As noted in a press release, this is the first time the FTC has reached out directly to these influencers, which means Kim Kardashian, Kylie Jenner, and other Kardashian-Jenner family members probably received letters.
The FTC sent the letters after reviewing petitions filed by the nonprofit Public Citizen and other affiliated organizations who were concerned about influencer advertising on Instagram.
In addition to being clear in communicating their relationship to a diet pill or rental company, social media influencers should 'disclose any material connection above the 'more' button,' the FTC points out, since fans and followers usually only see the first three lines of a lengthy caption when using the app on mobile.
For the same reasons, the FTC suggests that hashtags or links to stay near the top instead of the end of a long post.
A sample of the FTC letter can be found here.
Part of it reads: 'To make a disclosure both 'clear' and 'conspicuous,' you should use unambiguous language and make the disclosure stand out.
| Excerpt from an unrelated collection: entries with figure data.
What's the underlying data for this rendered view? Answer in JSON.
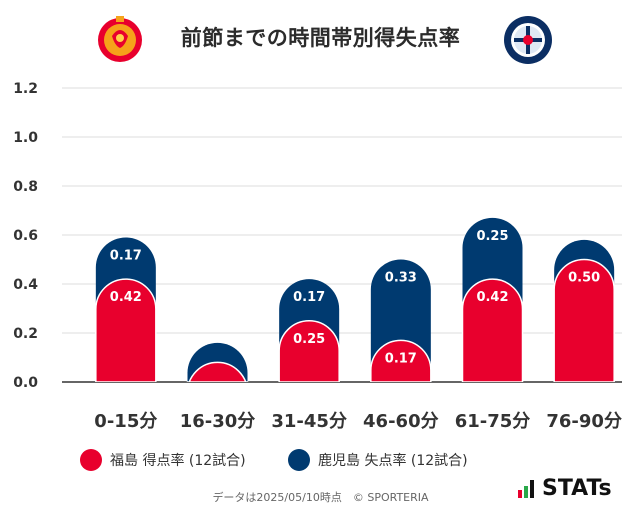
{
  "header": {
    "title": "前節までの時間帯別得失点率",
    "left_team_logo_text": "FUKUSHIMA UNITED FC",
    "right_team_logo_text": "KAGOSHIMA UNITED FC"
  },
  "colors": {
    "fukushima": "#e8002d",
    "kagoshima": "#003a70",
    "grid": "#dddddd",
    "axis": "#333333"
  },
  "chart_data": {
    "type": "bar",
    "stacked": true,
    "categories": [
      "0-15分",
      "16-30分",
      "31-45分",
      "46-60分",
      "61-75分",
      "76-90分"
    ],
    "series": [
      {
        "name": "福島 得点率 (12試合)",
        "values": [
          0.42,
          0.08,
          0.25,
          0.17,
          0.42,
          0.5
        ],
        "labels": [
          "0.42",
          "",
          "0.25",
          "0.17",
          "0.42",
          "0.50"
        ]
      },
      {
        "name": "鹿児島 失点率 (12試合)",
        "values": [
          0.17,
          0.08,
          0.17,
          0.33,
          0.25,
          0.08
        ],
        "labels": [
          "0.17",
          "",
          "0.17",
          "0.33",
          "0.25",
          ""
        ]
      }
    ],
    "yticks": [
      "0.0",
      "0.2",
      "0.4",
      "0.6",
      "0.8",
      "1.0",
      "1.2"
    ],
    "ylim": [
      0,
      1.2
    ],
    "grid": true,
    "legend_position": "bottom-left"
  },
  "legend": {
    "item1": "福島 得点率 (12試合)",
    "item2": "鹿児島 失点率 (12試合)"
  },
  "footer": {
    "note": "データは2025/05/10時点　© SPORTERIA",
    "brand": "STATs"
  }
}
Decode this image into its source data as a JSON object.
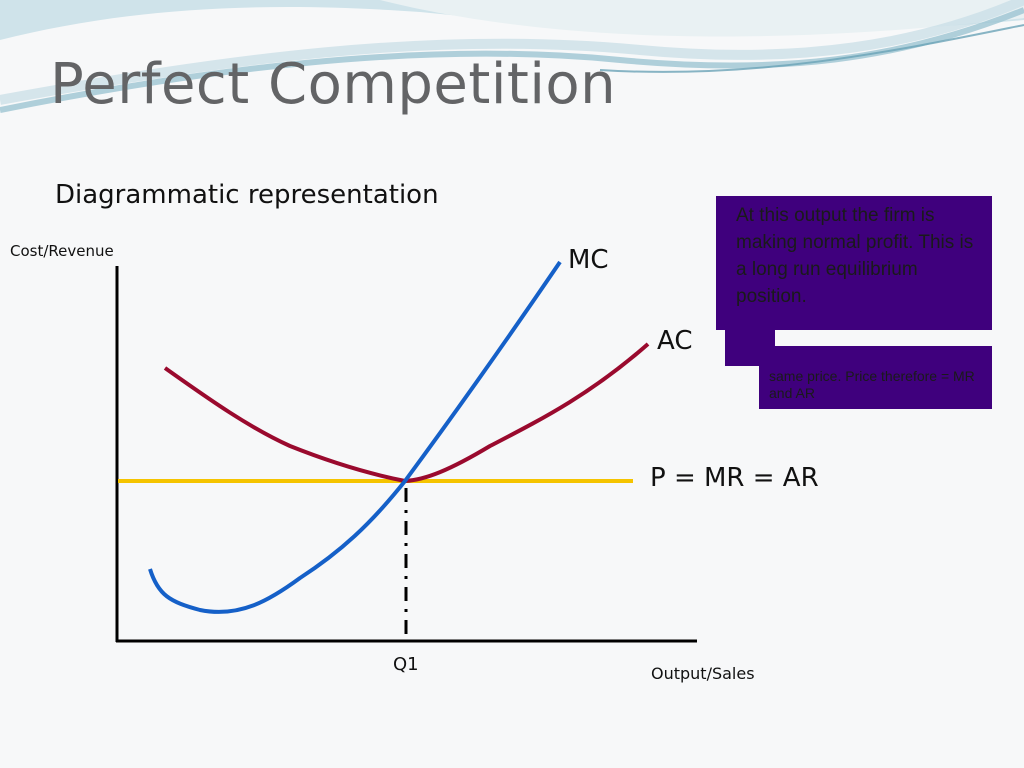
{
  "slide": {
    "title": "Perfect Competition",
    "subtitle": "Diagrammatic representation"
  },
  "diagram": {
    "y_axis_label": "Cost/Revenue",
    "x_axis_label": "Output/Sales",
    "equilibrium_label": "Q1",
    "curves": {
      "mc": {
        "label": "MC",
        "color": "#1560c8"
      },
      "ac": {
        "label": "AC",
        "color": "#9a0a2e"
      },
      "price": {
        "label": "P = MR = AR",
        "color": "#f5c400"
      }
    }
  },
  "callout": {
    "main_text": "At this output the firm is making normal profit. This is a long run equilibrium position.",
    "back_text": "same price. Price therefore = MR and AR",
    "box_color": "#3f007d"
  }
}
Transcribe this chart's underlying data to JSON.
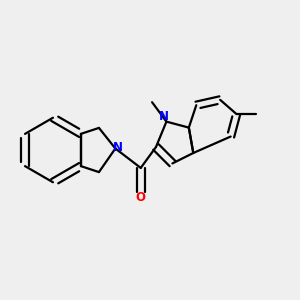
{
  "background_color": "#efefef",
  "bond_color": "#000000",
  "N_color": "#0000ff",
  "O_color": "#ff0000",
  "line_width": 1.6,
  "figsize": [
    3.0,
    3.0
  ],
  "dpi": 100,
  "xlim": [
    0.0,
    1.0
  ],
  "ylim": [
    0.1,
    0.9
  ]
}
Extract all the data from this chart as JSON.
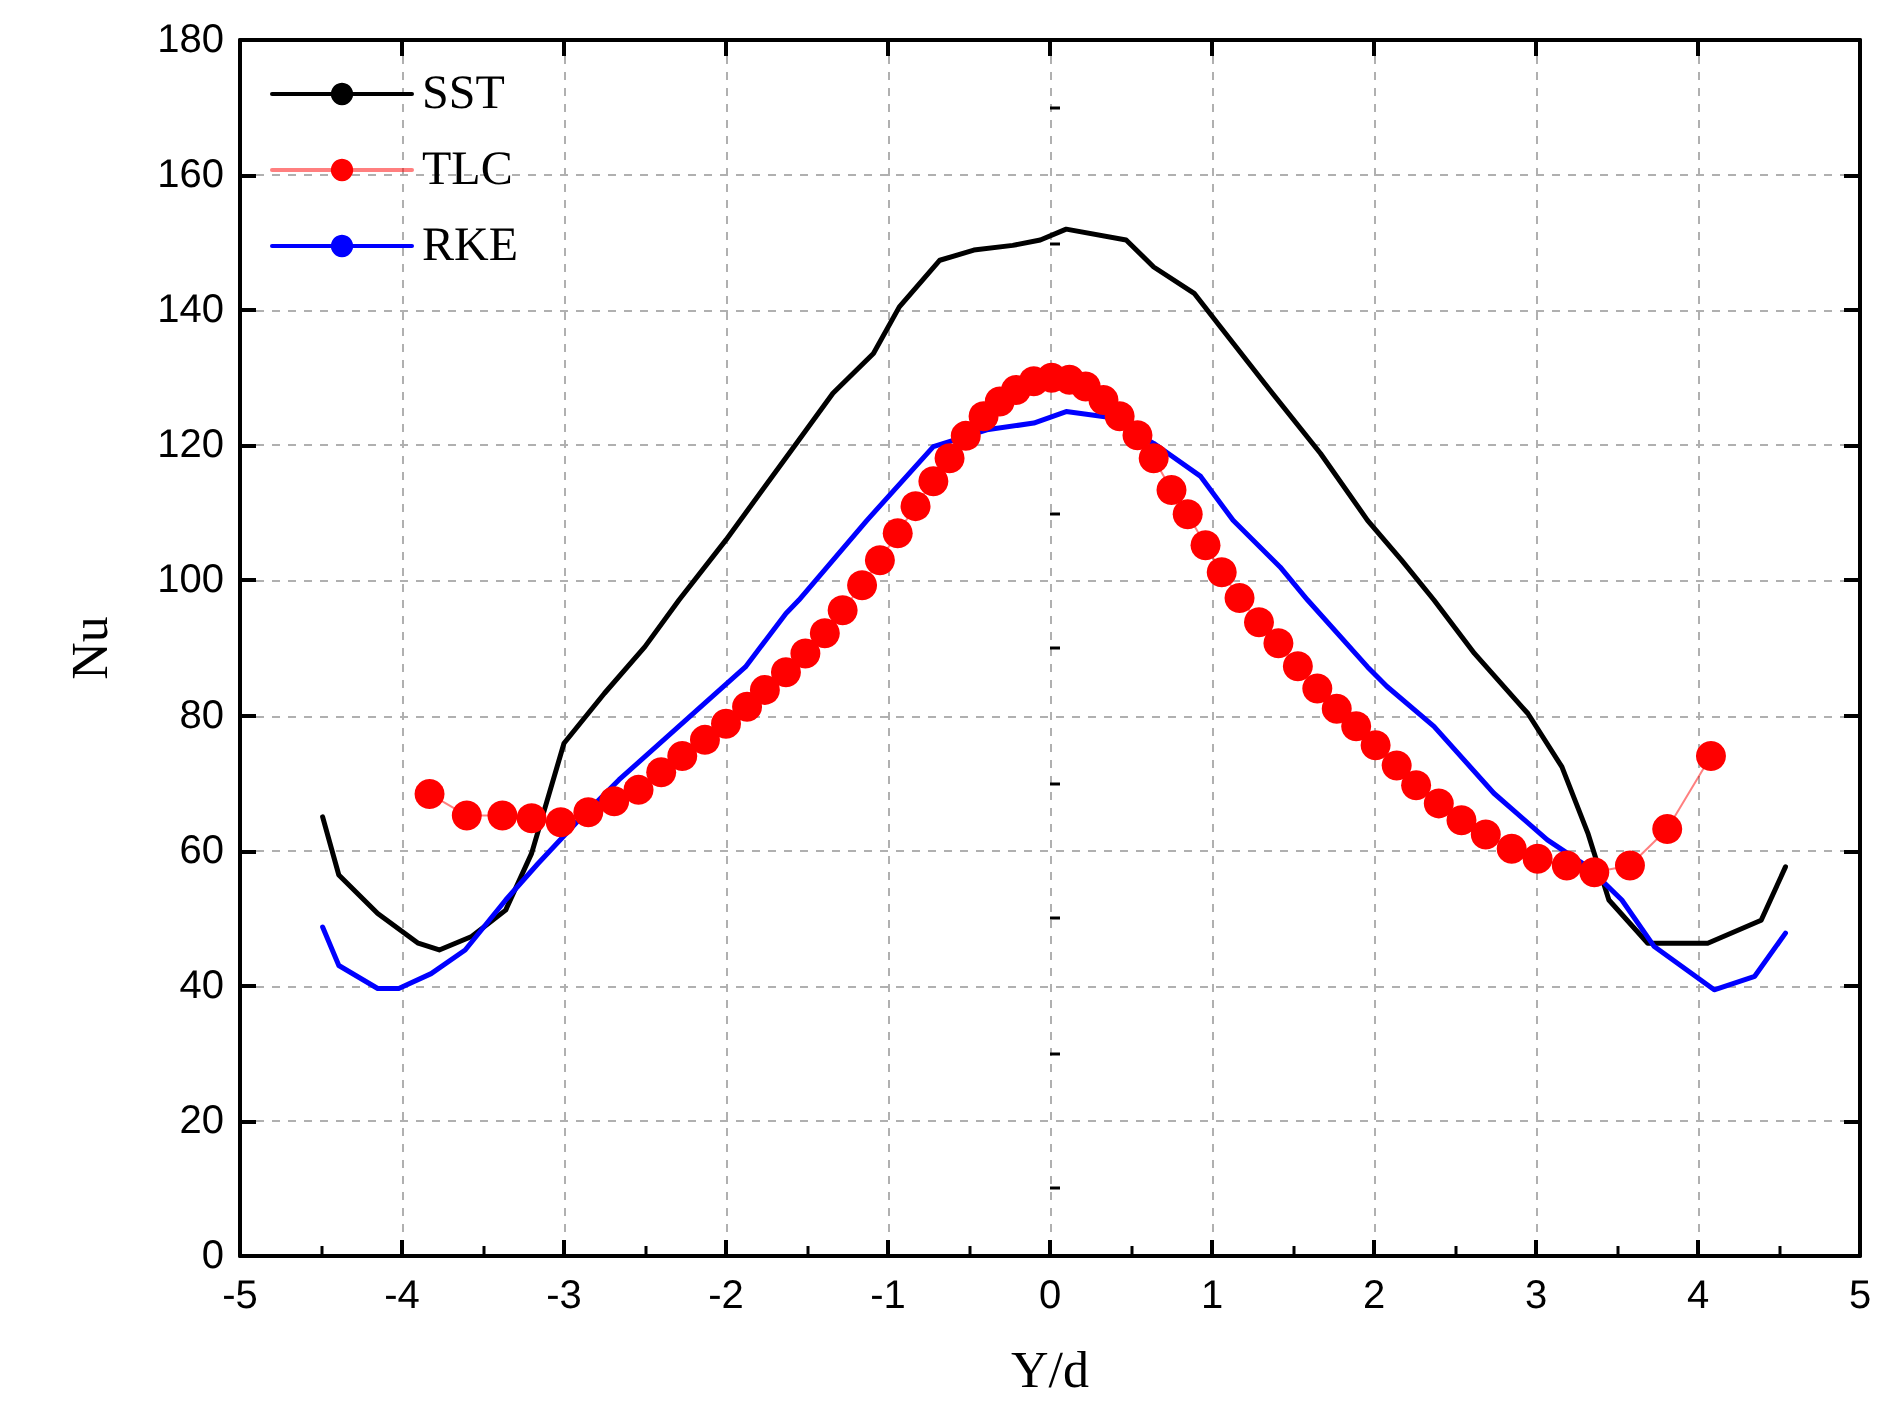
{
  "chart_data": {
    "type": "line",
    "xlabel": "Y/d",
    "ylabel": "Nu",
    "xlim": [
      -5,
      5
    ],
    "xticks": [
      -5,
      -4,
      -3,
      -2,
      -1,
      0,
      1,
      2,
      3,
      4,
      5
    ],
    "ylim": [
      0,
      180
    ],
    "yticks": [
      0,
      20,
      40,
      60,
      80,
      100,
      120,
      140,
      160,
      180
    ],
    "grid": true,
    "legend": "top left",
    "line_style": "solid",
    "series": [
      {
        "name": "SST",
        "color": "#000000",
        "marker": "none",
        "x": [
          -4.49,
          -4.39,
          -4.15,
          -3.9,
          -3.77,
          -3.57,
          -3.36,
          -3.2,
          -3.0,
          -2.75,
          -2.5,
          -2.29,
          -2.0,
          -1.55,
          -1.34,
          -1.09,
          -0.93,
          -0.68,
          -0.47,
          -0.23,
          -0.06,
          0.1,
          0.47,
          0.64,
          0.89,
          1.05,
          1.34,
          1.67,
          1.96,
          2.17,
          2.37,
          2.62,
          2.95,
          3.16,
          3.32,
          3.45,
          3.69,
          4.06,
          4.39,
          4.54
        ],
        "values": [
          65,
          56.4,
          50.7,
          46.3,
          45.3,
          47.3,
          51.2,
          59.6,
          75.9,
          83.3,
          90.2,
          97.1,
          106,
          120.8,
          127.7,
          133.6,
          140.5,
          147.4,
          148.9,
          149.6,
          150.4,
          152,
          150.4,
          146.4,
          142.5,
          137.6,
          128.7,
          118.8,
          108.9,
          103,
          97.1,
          89.2,
          80.3,
          72.4,
          62.6,
          52.7,
          46.3,
          46.3,
          49.7,
          57.6
        ]
      },
      {
        "name": "TLC",
        "color": "#ff0000",
        "marker": "circle",
        "x": [
          -3.83,
          -3.6,
          -3.38,
          -3.2,
          -3.02,
          -2.85,
          -2.69,
          -2.54,
          -2.4,
          -2.27,
          -2.13,
          -2.0,
          -1.87,
          -1.76,
          -1.63,
          -1.51,
          -1.39,
          -1.28,
          -1.16,
          -1.05,
          -0.94,
          -0.83,
          -0.72,
          -0.62,
          -0.52,
          -0.41,
          -0.31,
          -0.21,
          -0.1,
          0.01,
          0.12,
          0.22,
          0.33,
          0.43,
          0.54,
          0.64,
          0.75,
          0.85,
          0.96,
          1.06,
          1.17,
          1.29,
          1.41,
          1.53,
          1.65,
          1.77,
          1.89,
          2.01,
          2.14,
          2.26,
          2.4,
          2.54,
          2.69,
          2.85,
          3.01,
          3.19,
          3.36,
          3.58,
          3.81,
          4.08
        ],
        "values": [
          68.4,
          65.2,
          65.2,
          64.8,
          64.2,
          65.7,
          67.3,
          69,
          71.6,
          74,
          76.4,
          78.8,
          81.3,
          83.8,
          86.4,
          89.2,
          92.2,
          95.6,
          99.3,
          103,
          107,
          111,
          114.7,
          118.1,
          121.4,
          124.3,
          126.5,
          128.2,
          129.5,
          130,
          129.7,
          128.7,
          126.7,
          124.3,
          121.5,
          118.1,
          113.4,
          109.8,
          105.2,
          101.2,
          97.4,
          93.8,
          90.7,
          87.3,
          84,
          81,
          78.4,
          75.6,
          72.6,
          69.7,
          67,
          64.5,
          62.4,
          60.3,
          58.8,
          57.8,
          56.8,
          57.8,
          63.2,
          74
        ]
      },
      {
        "name": "RKE",
        "color": "#0000ff",
        "marker": "none",
        "x": [
          -4.49,
          -4.39,
          -4.15,
          -4.02,
          -3.82,
          -3.61,
          -3.36,
          -3.16,
          -2.91,
          -2.66,
          -2.25,
          -1.88,
          -1.63,
          -1.55,
          -1.13,
          -0.72,
          -0.39,
          -0.1,
          0.1,
          0.35,
          0.64,
          0.93,
          1.13,
          1.42,
          1.59,
          1.96,
          2.08,
          2.37,
          2.74,
          3.07,
          3.32,
          3.53,
          3.73,
          4.1,
          4.35,
          4.54
        ],
        "values": [
          48.7,
          43,
          39.6,
          39.6,
          41.8,
          45.3,
          52.7,
          58.1,
          64.5,
          70.5,
          79.3,
          87.2,
          95.1,
          97.1,
          108.9,
          119.8,
          122.3,
          123.3,
          125,
          124.2,
          120.3,
          115.4,
          108.9,
          102,
          97.1,
          87.2,
          84.3,
          78.4,
          68.5,
          61.6,
          57.6,
          52.7,
          45.8,
          39.4,
          41.4,
          47.8
        ]
      }
    ]
  }
}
Consumers should be able to notice the disclosure easily, and not have to look for it.'
Some recipients of the letter are also being encouraged to go beyond using something like '#sp' (sponsored partner), 'Thanks, [Brand]' or '#partner'.
The sponsored Instagram industry is a serious side hustle for dozens of celebs. According to a Jezebel report in 2016, Scott Disick can make anywhere between £11,000 and £15,000 per sponsored post on Instagram.
I guess there's no better time than now to revive one of the greatest moments in (sponsored) Instagram history:
We're sure it won't long before the British government crack down on its celebrities blurring the lines on sponsored posts, too.